So far, this seems to be working.  He was able to go to school every day this week, though he is still very low in energy.  He's been coming home at 3 pm each day, completely exhausted, unable to do any homework at all.  Believe me, this is a huge improvement over where he was!

I'll let you know how it goes, but I thought I'd share our experiences and learnings with you because I know others are struggling with these same issues, either with Lyme or with anti-viral treatment for ME/CFS.  I'd love to hear your experiences, too, and if you know of any other ways to lessen Herx reactions.

Movie Monday 10/24

Well, last week was another in a long string of rough weeks.  Jamie was completely incapacitated again and missed another full week of school - that's 16 days since Sept. 1.  The good news is that he went back to school for a partial day today (though only because we stopped his Lyme meds again).  I talked to the Lyme doctor today and think we have a plan that might allow him to move forward in his treatment without being so totally crashed.  We'll see - I'll keep you posted and will write more about our plans later this week, as I finish figuring it out myself!

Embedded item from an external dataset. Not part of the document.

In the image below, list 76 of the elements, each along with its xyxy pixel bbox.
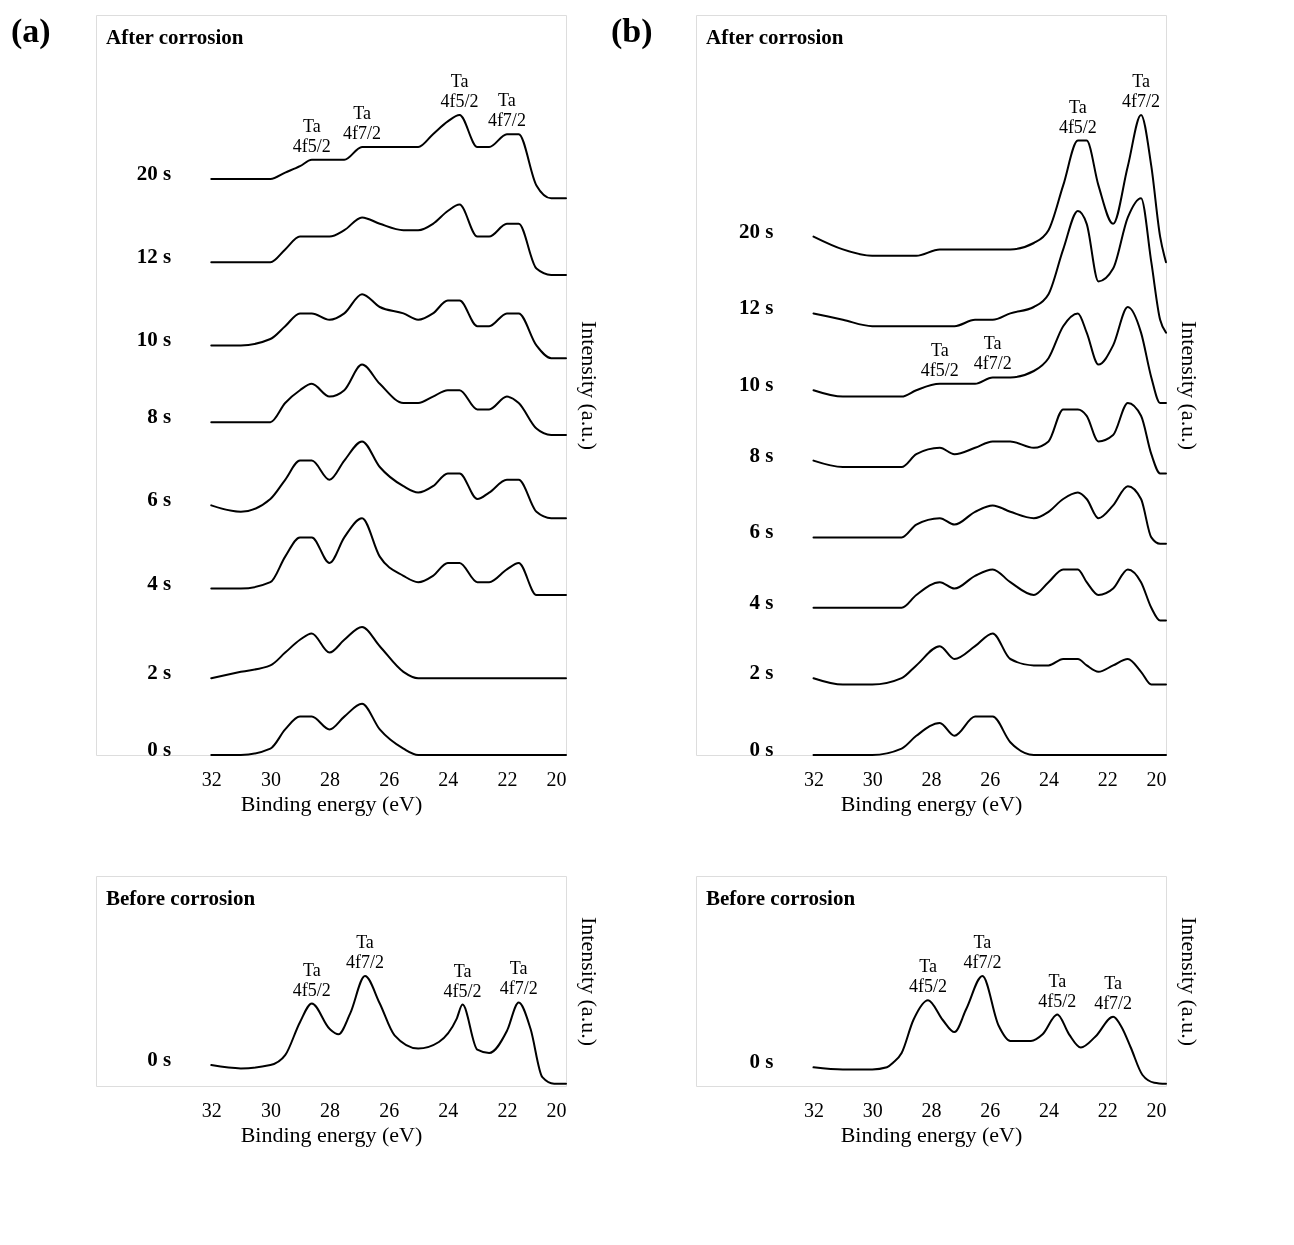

So, with him home and so horribly crashed last week, he watched a lot of movies on TV.  With Halloween approaching, a bunch of channels were showing back-to-back horror movies, so he watched a bunch of those and scared himself!   I'll try to remember some of the movies he watched (I was in the room to keep him company but trying to get some tiny bit of work done!):

• FX channel was showing non-stop scary movies last week.  I don't remember all the titles - some were just slasher films.  Jamie watched Perfect Stranger with Halle Berry, a good thriller that Ken and I had watched before with a great twist at the end. 
• I came home from Craig's soccer game to find Jamie totally freaked out after watching a TV series, American Horror Stories, that he said was really scary.  He swore he wouldn't watch it again but then amended that the next day to say, "only during the day when someone else is home!"
• He wanted me to watch Shutter with him, a spooky ghost story he'd seen before and really liked, about a newlywed couple who move to Japan and start seeing ghosts.  He was right - it was good.  I prefer ghost stories to slasher/horror-type movies.
• As a family, we watched some more episodes of our favorites on DVD, Bones and The Big Bang Theory.  By evening, Jamie was too wiped out for a full-length movie.

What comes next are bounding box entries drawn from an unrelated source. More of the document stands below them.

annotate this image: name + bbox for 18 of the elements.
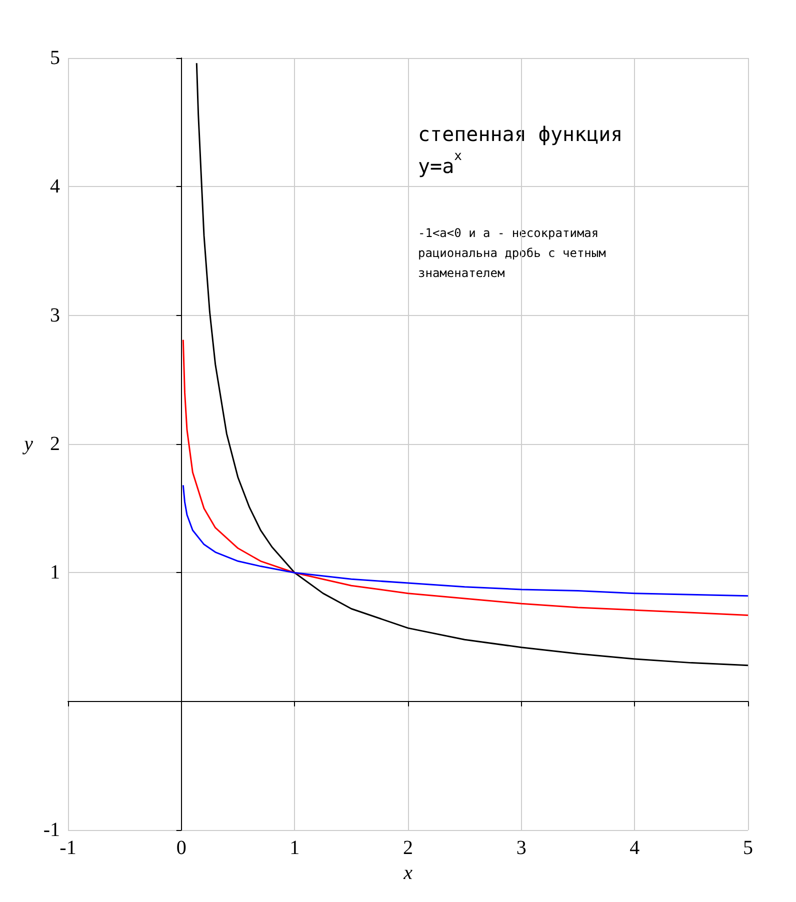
- x-tick-label: 3: [516, 837, 526, 860]
- x-axis-title: x: [402, 862, 413, 884]
- x-tick-label: 2: [403, 837, 413, 860]
- line-series: [182, 484, 749, 597]
- y-tick-label: -1: [43, 819, 60, 842]
- x-tick-label: 5: [743, 837, 753, 860]
- x-tick-label: 0: [176, 837, 186, 860]
- line-series: [196, 62, 749, 666]
- y-tick-label: 5: [50, 47, 60, 69]
- annotation: -1<a<0 и a - несократимая рациональна дробь с четным знаменателем: [418, 226, 606, 280]
- y-tick-label: 1: [50, 562, 60, 584]
- x-tick-label: 4: [630, 837, 640, 860]
- line-series: [182, 339, 749, 616]
- x-tick-label: 1: [290, 837, 300, 860]
- y-tick-label: 3: [50, 304, 60, 326]
- y-axis-title: y: [22, 433, 34, 456]
- y-tick-label: 2: [50, 433, 60, 456]
- y-tick-label: 4: [50, 176, 60, 198]
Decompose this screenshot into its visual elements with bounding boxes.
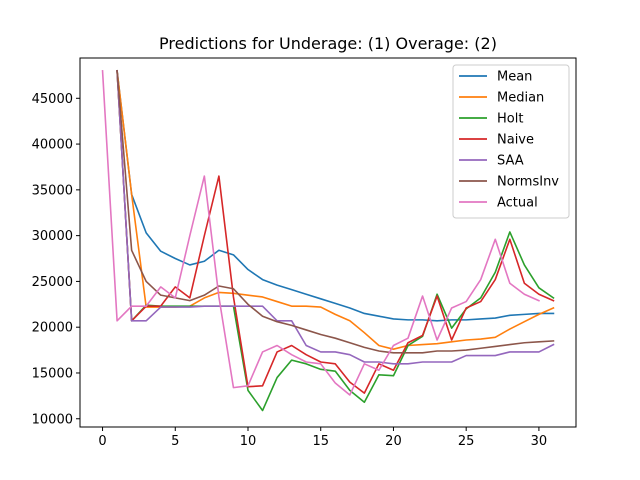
y-tick-label: 20000	[32, 321, 73, 336]
x-tick-label: 0	[98, 434, 106, 449]
series-line-naive	[116, 69, 555, 394]
x-tick-label: 5	[171, 434, 179, 449]
chart-title: Predictions for Underage: (1) Overage: (…	[159, 34, 497, 53]
x-tick-label: 15	[312, 434, 329, 449]
legend-label-actual: Actual	[497, 196, 538, 211]
series-line-actual	[101, 69, 540, 396]
y-tick-label: 35000	[32, 183, 73, 198]
legend-label-naive: Naive	[497, 133, 534, 148]
y-tick-label: 40000	[32, 138, 73, 153]
series-line-saa	[116, 69, 555, 365]
y-axis: 10000 15000 20000 25000 30000 35000 40000 45000	[32, 92, 80, 427]
legend-label-mean: Mean	[497, 70, 532, 85]
y-tick-label: 45000	[32, 92, 73, 107]
legend: Mean Median Holt Naive SAA NormsInv Actual	[452, 64, 570, 219]
x-axis: 0 5 10 15 20 25 30	[98, 427, 547, 449]
plot-lines	[101, 69, 555, 412]
series-line-mean	[116, 69, 555, 322]
legend-label-normsinv: NormsInv	[497, 175, 559, 190]
y-tick-label: 30000	[32, 229, 73, 244]
x-tick-label: 10	[240, 434, 257, 449]
legend-box	[452, 64, 570, 219]
plot-frame	[79, 57, 577, 428]
x-tick-label: 30	[531, 434, 548, 449]
series-line-holt	[116, 69, 555, 412]
y-tick-label: 25000	[32, 275, 73, 290]
y-tick-label: 10000	[32, 412, 73, 427]
x-tick-label: 25	[458, 434, 475, 449]
legend-label-median: Median	[497, 91, 544, 106]
legend-label-holt: Holt	[497, 112, 523, 127]
x-tick-label: 20	[385, 434, 402, 449]
series-line-normsinv	[116, 69, 555, 354]
legend-label-saa: SAA	[497, 154, 524, 169]
y-tick-label: 15000	[32, 366, 73, 381]
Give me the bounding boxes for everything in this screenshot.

Have you seen any good movies lately?  Any spooky suggestions for Halloween season?

ME/CFS Groups on Facebook

OK, I think we have found a solution to the problems you've been having accessing a couple of groups on Facebook.

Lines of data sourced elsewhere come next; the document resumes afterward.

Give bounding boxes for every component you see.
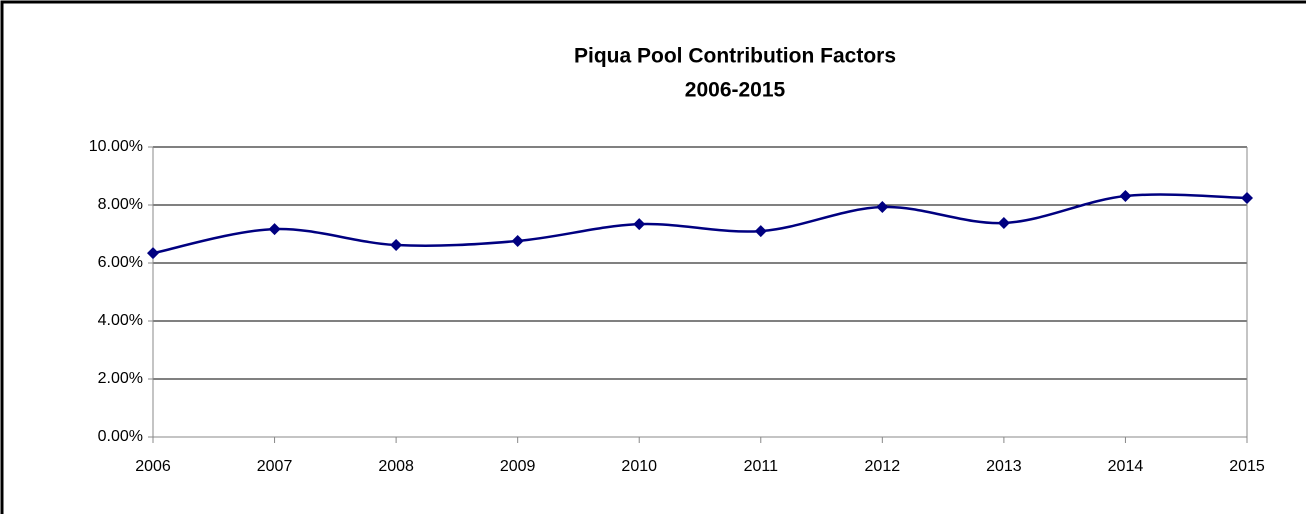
point-marker [268, 223, 281, 236]
x-tick-label: 2007 [257, 458, 293, 475]
x-tick-label: 2013 [986, 458, 1022, 475]
chart-subtitle: 2006-2015 [685, 79, 786, 102]
point-marker [754, 225, 767, 238]
point-marker [511, 234, 524, 247]
y-tick-label: 2.00% [98, 370, 143, 387]
y-tick-label: 6.00% [98, 254, 143, 271]
series-line [152, 193, 1248, 255]
point-marker [997, 216, 1010, 229]
y-tick-label: 0.00% [98, 428, 143, 445]
x-tick-label: 2008 [378, 458, 414, 475]
x-tick-label: 2009 [500, 458, 536, 475]
y-tick-label: 4.00% [98, 312, 143, 329]
x-tick-label: 2011 [744, 458, 779, 475]
y-tick-label: 8.00% [98, 196, 143, 213]
x-tick-label: 2006 [135, 458, 171, 475]
chart-title: Piqua Pool Contribution Factors [574, 45, 896, 68]
point-marker [1241, 192, 1253, 205]
point-marker [1119, 190, 1132, 203]
x-tick-label: 2010 [621, 458, 657, 475]
y-tick-label: 10.00% [89, 138, 143, 155]
x-tick-label: 2014 [1108, 458, 1144, 475]
point-marker [390, 239, 403, 252]
point-marker [147, 247, 159, 260]
point-marker [633, 218, 646, 231]
x-tick-label: 2012 [865, 458, 901, 475]
x-tick-label: 2015 [1229, 458, 1265, 475]
point-marker [876, 201, 889, 214]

As I posted last week, there are two Secret groups on Facebook for people with ME/CFS - ME Mums and Dads and ME/CFS - Pacing with a Heart Rate Monitor.  Apparently, the links I posted here didn't work, I think because they are Secret groups (that just means the groups don't show up in searches on Facebook; the new groups I set up for teens and their parents are Closed but not Secret, meaning no one can see the posts unless they are members, but they do show up in searches).  Sorry about the problems - the links work fine for me because I am already a member of both groups!

Anyway, after much debate and trial, we can't seem to find links that will work, so it appears the only way to get into one of these groups is through someone who is already a member.  So, let's try something different:

If you are interested in joining the Pacing with a Heart Rate Monitor group, you can send a Facebook message to either Barnaby Fotheringham  or Lee Lee Ingram, who are both administrators of the group.

If you want to join ME Mums and Dads (for people who have ME/CFS and are parents), you can send me a Facebook message at Sue Boulter Jackson.  Just one thing about this approach, and I hope you won't think me rude!  I generally do not "friend" people unless they are family or close friends that I know in person.  I have made a few exceptions over the years, for people I have gotten to know very well online, but generally, with too many friends I don't actually know, it just becomes too overwhelming for me to keep track of.  I do, however, actively participate in all of these Facebook groups, including our two new ones for teens and parents of sick kids.  Believe me, between my three blogs and all of these Facebook groups, I have my hands full!  I do hope you understand and don't think me rude if I don't accept your friend request.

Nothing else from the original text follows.